Question

Vector A has a magnitude of 8.0 m and points east, vector B has a magnitude of 6.0 m and points north and vector C has a magnitude of 5.0 m and points west.The resultant vector A + B + C is given by: A) 6.7 m at an angle 63° east of north. B) 2.0 m at an angle 63° north of east. C) 3.8 m at an angle 67° north of east D) 2.0 m at an angle 63° east of north. E) 6.7 m at an angle 63° north of east.

Answer 1

Answer:

The answer is E) 6.7m at an angle 63° north of east

Explanation:

We begin by writing out our given vectors A,B and C in their respective rectangular Cartesian coordinate form. which are given as A=8i, B=6j and C= -5j (negative because it points towards west which is towards the left which is taken as the negative direction).Now we simply add all three to obtain our final vector given by,

$V=A+B+C\\V=8i + 6j - 5i\\V=3i + 6j$

In the last step we just added the like components.
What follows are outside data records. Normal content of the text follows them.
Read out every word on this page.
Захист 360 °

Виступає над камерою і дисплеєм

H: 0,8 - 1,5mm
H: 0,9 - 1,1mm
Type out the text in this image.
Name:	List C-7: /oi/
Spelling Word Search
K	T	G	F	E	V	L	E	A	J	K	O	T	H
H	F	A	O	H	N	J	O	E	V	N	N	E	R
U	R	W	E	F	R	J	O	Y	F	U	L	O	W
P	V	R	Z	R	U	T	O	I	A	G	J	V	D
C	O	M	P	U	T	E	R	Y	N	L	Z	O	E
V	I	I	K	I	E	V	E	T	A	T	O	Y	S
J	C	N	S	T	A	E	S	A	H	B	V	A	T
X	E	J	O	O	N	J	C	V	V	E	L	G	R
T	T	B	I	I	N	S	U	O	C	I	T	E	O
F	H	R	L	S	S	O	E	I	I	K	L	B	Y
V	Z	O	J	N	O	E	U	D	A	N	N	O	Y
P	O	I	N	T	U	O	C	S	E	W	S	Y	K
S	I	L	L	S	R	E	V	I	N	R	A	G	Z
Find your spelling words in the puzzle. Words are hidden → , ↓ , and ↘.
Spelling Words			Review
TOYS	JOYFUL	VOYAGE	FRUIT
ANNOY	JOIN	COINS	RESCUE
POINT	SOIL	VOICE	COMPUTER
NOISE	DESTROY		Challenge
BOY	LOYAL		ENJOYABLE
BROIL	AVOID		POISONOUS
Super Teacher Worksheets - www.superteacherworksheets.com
Now we will have to calculate the magnitude and angle of V(with respect of the east direction), which is given by,

$|V| = \sqrt{3^2 + 6^2} =6.7m\\\\\alpha =tan^{-1} (6/3)=tan^{-1} (2) = 63.4$

the angle alpha is always calculated with respect to the horizontal positive axis, and since both components of the vector are positive the vector lies in the first quadrant. Hence the 63° angle north of east is justified. The term north of east means the angle formed in moving from east towards the north that is from the positive horizontal axis to the positive vertical axis.